Le tout est renforcé par deux points importants : des dialogues percutants et une réalisation en phase avec son sujet. Cette dernière n’est d’ailleurs pas sans rappeler celle qu’affectionnent les films du circuit indépendant, laissant une image terne, froide et peu chaleureuse, appuyant la solitude des personnages principaux dans ce monde qui ne demande qu’à les happer.
D’un point de vue purement technique, l’épisode est donc une réussite. Le contexte, les personnages, les enjeux, tout est présenté de manière simple, continue, sans temps morts et sans précipitation non plus. La forme est soignée et contribue grandement à la qualité du pilot.
Un spectateur parfois paumé
Mais comme beaucoup de séries signées HBO, celle-ci est ciblée sur un public particulier dont je ne fais malheureusement pas partie. Bien qu’intéressant, je ne me suis jamais vraiment identifié aux personnages, leurs problèmes et leurs péripéties me passant un peu au-dessus. À aucun moment je n’ai vraiment accroché à l’histoire et aux personnages tant et si bien qu’à la fin, j’avais l’impression d’être complètement en décalé, d’avoir manqué quelque chose.

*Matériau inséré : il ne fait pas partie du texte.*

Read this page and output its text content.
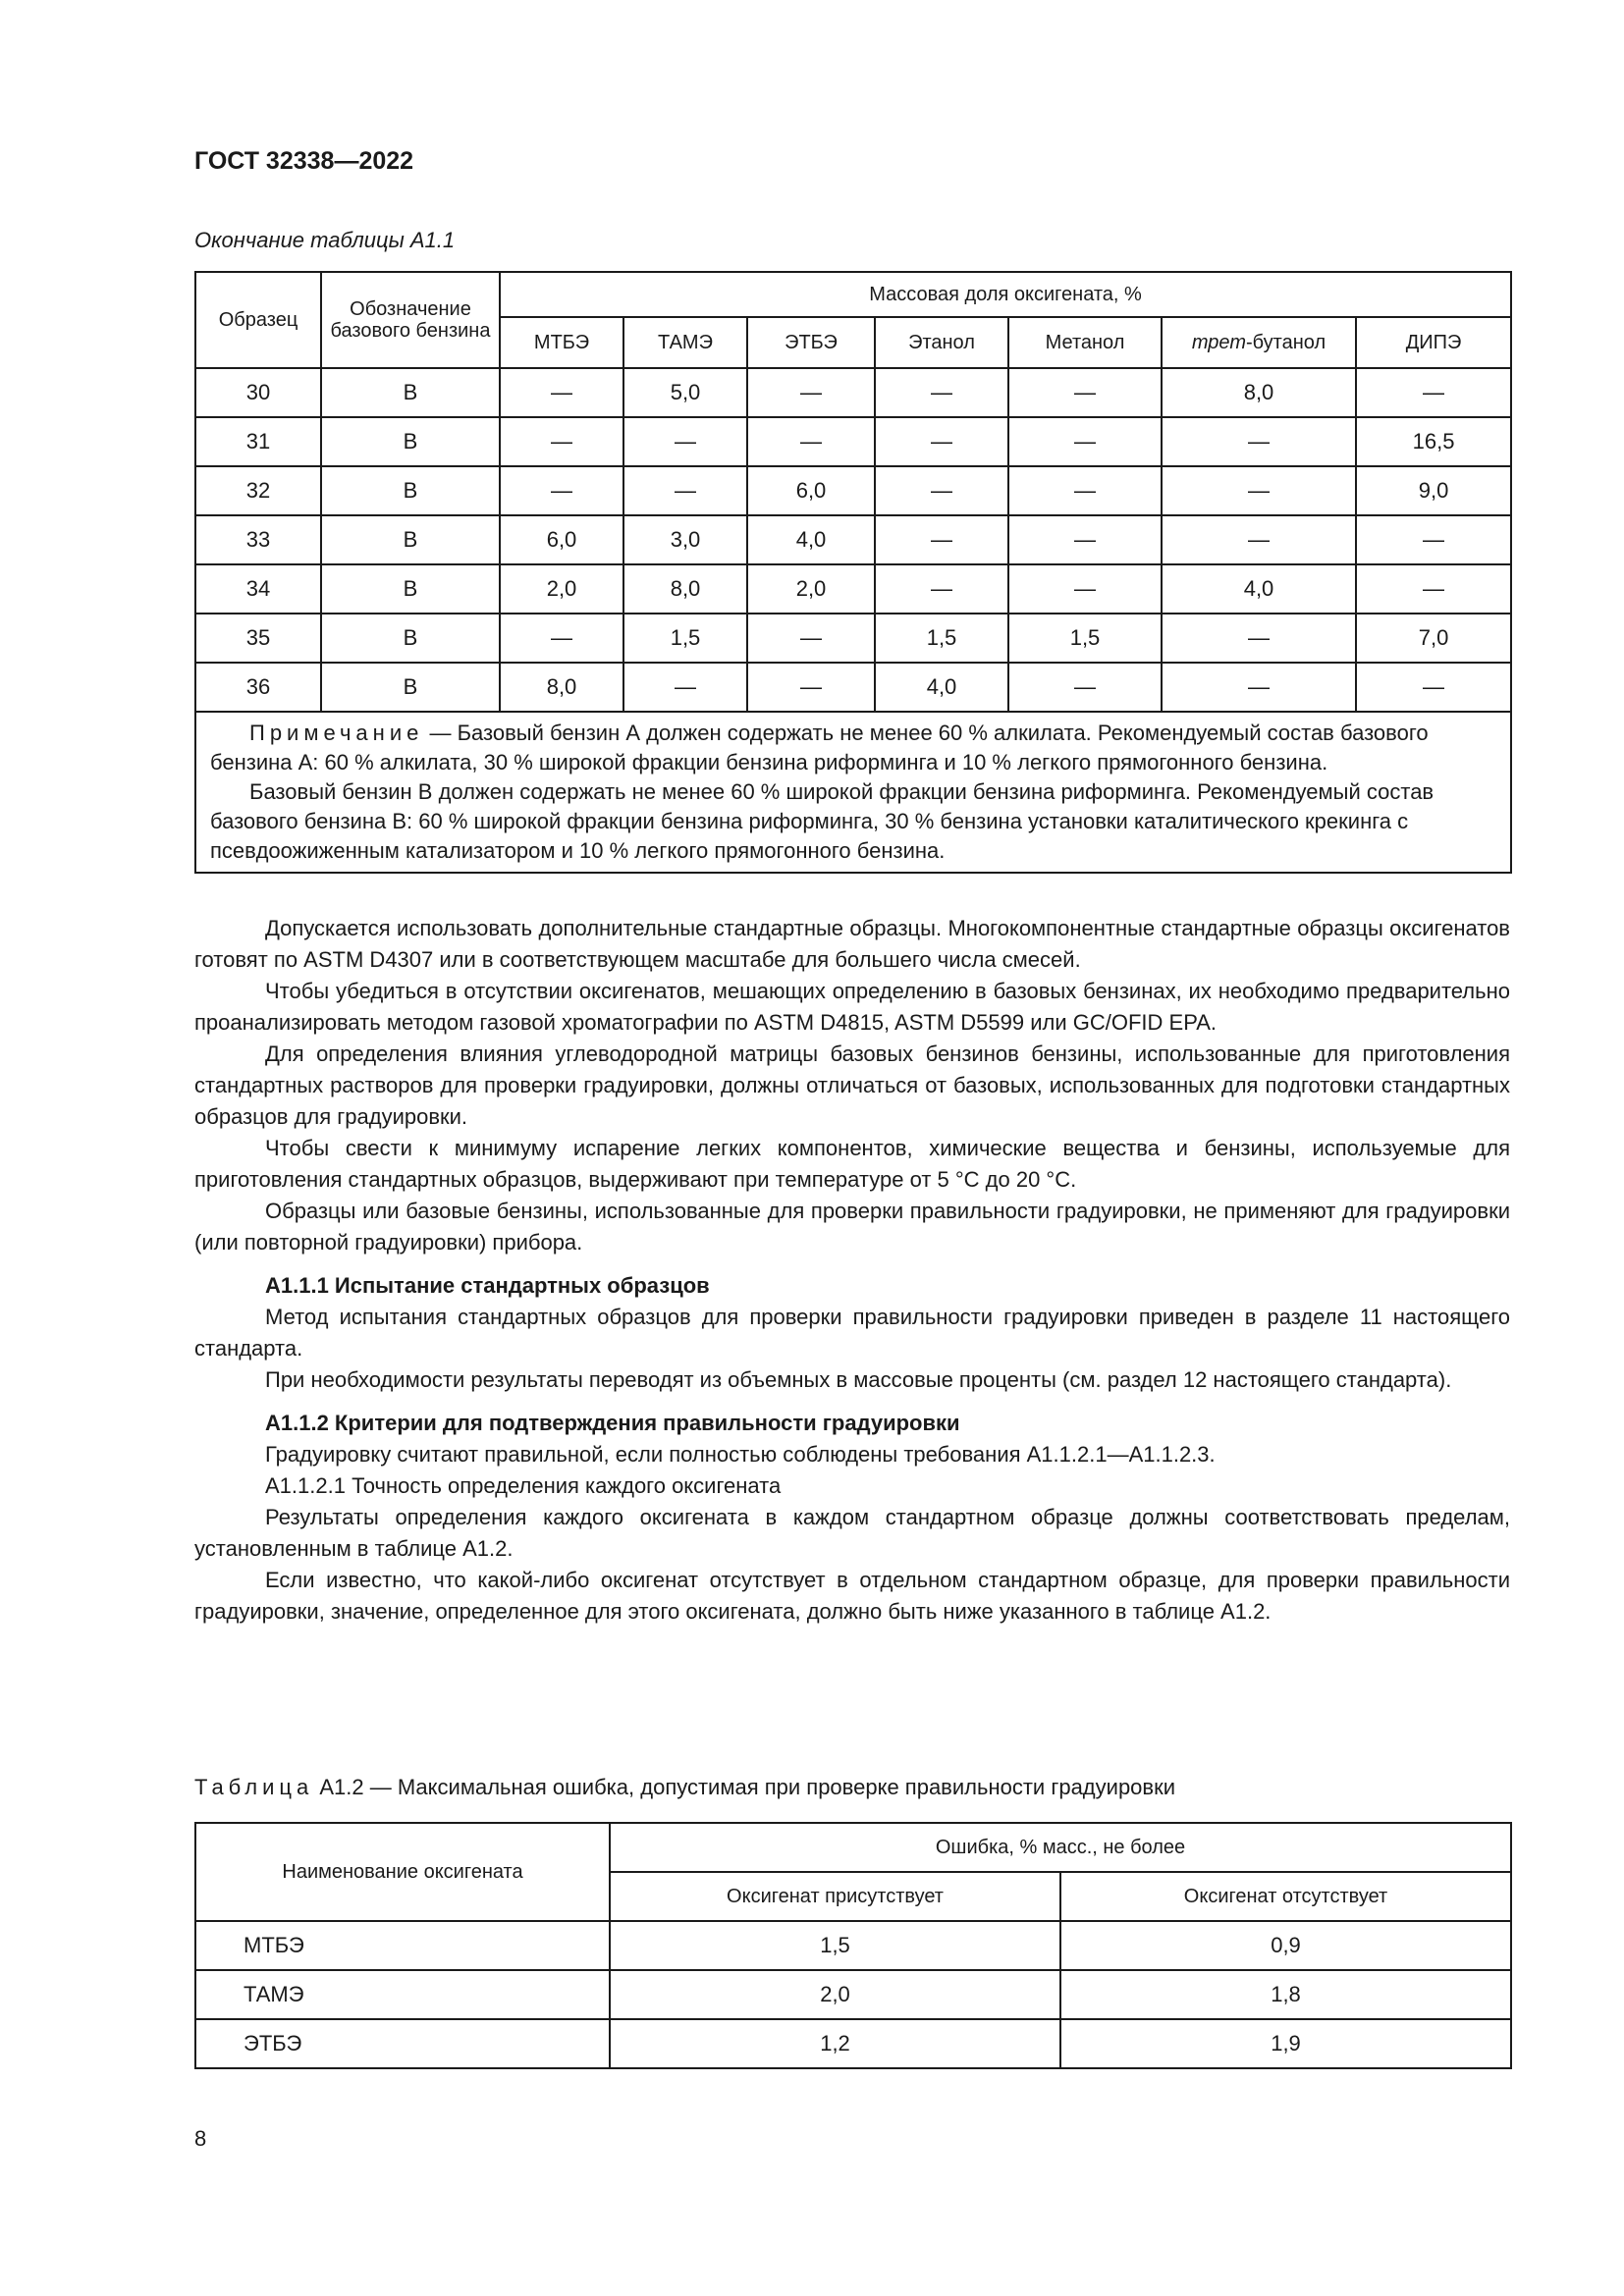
ГОСТ 32338—2022

Окончание таблицы А1.1

Образец	Обозначение базового бензина	Массовая доля оксигената, %						
		МТБЭ	ТАМЭ	ЭТБЭ	Этанол	Метанол	трет-бутанол	ДИПЭ
30	В	—	5,0	—	—	—	8,0	—
31	В	—	—	—	—	—	—	16,5
32	В	—	—	6,0	—	—	—	9,0
33	В	6,0	3,0	4,0	—	—	—	—
34	В	2,0	8,0	2,0	—	—	4,0	—
35	В	—	1,5	—	1,5	1,5	—	7,0
36	В	8,0	—	—	4,0	—	—	—

Примечание — Базовый бензин А должен содержать не менее 60 % алкилата. Рекомендуемый состав базового бензина А: 60 % алкилата, 30 % широкой фракции бензина риформинга и 10 % легкого прямогонного бензина.

Базовый бензин В должен содержать не менее 60 % широкой фракции бензина риформинга. Рекомендуемый состав базового бензина В: 60 % широкой фракции бензина риформинга, 30 % бензина установки каталитического крекинга с псевдоожиженным катализатором и 10 % легкого прямогонного бензина.								

Допускается использовать дополнительные стандартные образцы. Многокомпонентные стандартные образцы оксигенатов готовят по ASTM D4307 или в соответствующем масштабе для большего числа смесей.

Чтобы убедиться в отсутствии оксигенатов, мешающих определению в базовых бензинах, их необходимо предварительно проанализировать методом газовой хроматографии по ASTM D4815, ASTM D5599 или GC/OFID EPA.

Для определения влияния углеводородной матрицы базовых бензинов бензины, использованные для приготовления стандартных растворов для проверки градуировки, должны отличаться от базовых, использованных для подготовки стандартных образцов для градуировки.

Чтобы свести к минимуму испарение легких компонентов, химические вещества и бензины, используемые для приготовления стандартных образцов, выдерживают при температуре от 5 °С до 20 °С.

Образцы или базовые бензины, использованные для проверки правильности градуировки, не применяют для градуировки (или повторной градуировки) прибора.

А1.1.1 Испытание стандартных образцов

Метод испытания стандартных образцов для проверки правильности градуировки приведен в разделе 11 настоящего стандарта.

При необходимости результаты переводят из объемных в массовые проценты (см. раздел 12 настоящего стандарта).

А1.1.2 Критерии для подтверждения правильности градуировки

Градуировку считают правильной, если полностью соблюдены требования А1.1.2.1—А1.1.2.3.

А1.1.2.1 Точность определения каждого оксигената

Результаты определения каждого оксигената в каждом стандартном образце должны соответствовать пределам, установленным в таблице А1.2.

Если известно, что какой-либо оксигенат отсутствует в отдельном стандартном образце, для проверки правильности градуировки, значение, определенное для этого оксигената, должно быть ниже указанного в таблице А1.2.

Таблица А1.2 — Максимальная ошибка, допустимая при проверке правильности градуировки

Наименование оксигената	Ошибка, % масс., не более	
	Оксигенат присутствует	Оксигенат отсутствует
МТБЭ	1,5	0,9
ТАМЭ	2,0	1,8
ЭТБЭ	1,2	1,9

8
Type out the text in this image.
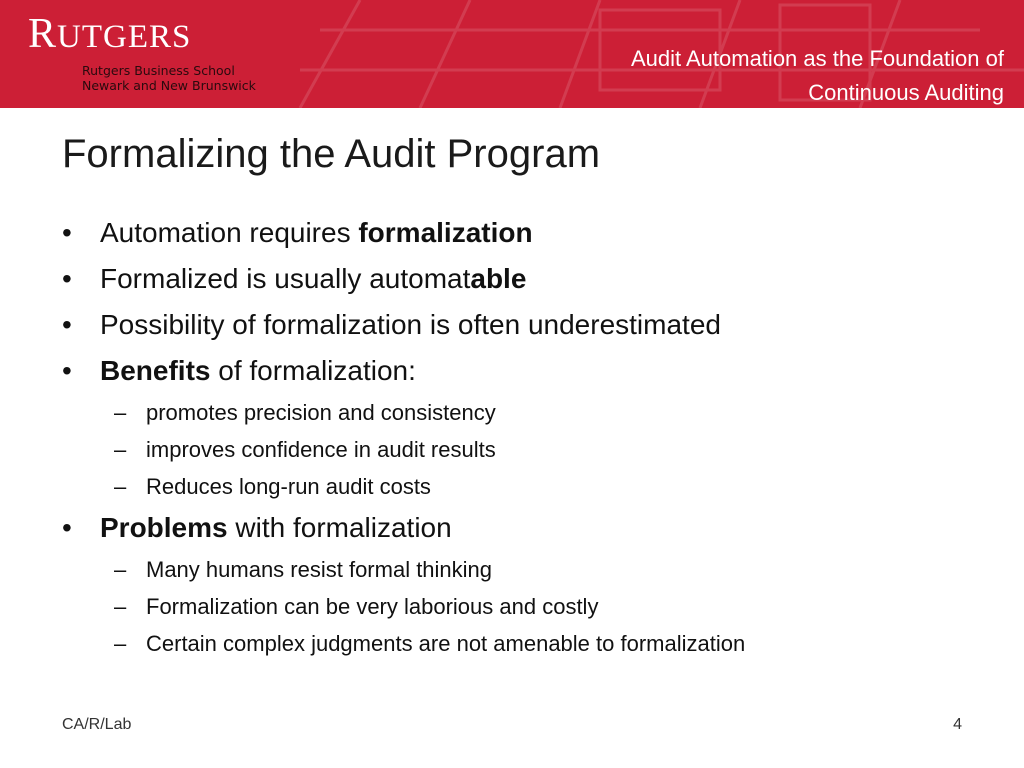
RUTGERS
Rutgers Business School
Newark and New Brunswick
Audit Automation as the Foundation of
Continuous Auditing
Formalizing the Audit Program
• Automation requires formalization
• Formalized is usually automatable
• Possibility of formalization is often underestimated
• Benefits of formalization:
– promotes precision and consistency
– improves confidence in audit results
– Reduces long-run audit costs
• Problems with formalization
– Many humans resist formal thinking
– Formalization can be very laborious and costly
– Certain complex judgments are not amenable to formalization
CA/R/Lab	4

Une série qui risque donc de parler à certains tandis que les autres resteront comme moi sur le carreau. Face à ce genre de série, il est difficile de se prononcer : où l’on adhère complètement, où l’on reste sur la touche mais on reste rarement sur une opinion mitigée. Quant à la conseiller ou non, je dirais que le plus simple reste de regarder le pilot : 27 minutes, ce n’est pas long et même si l’on n’adhère pas forcément, c’est toujours mieux que certaines inepties des grands networks.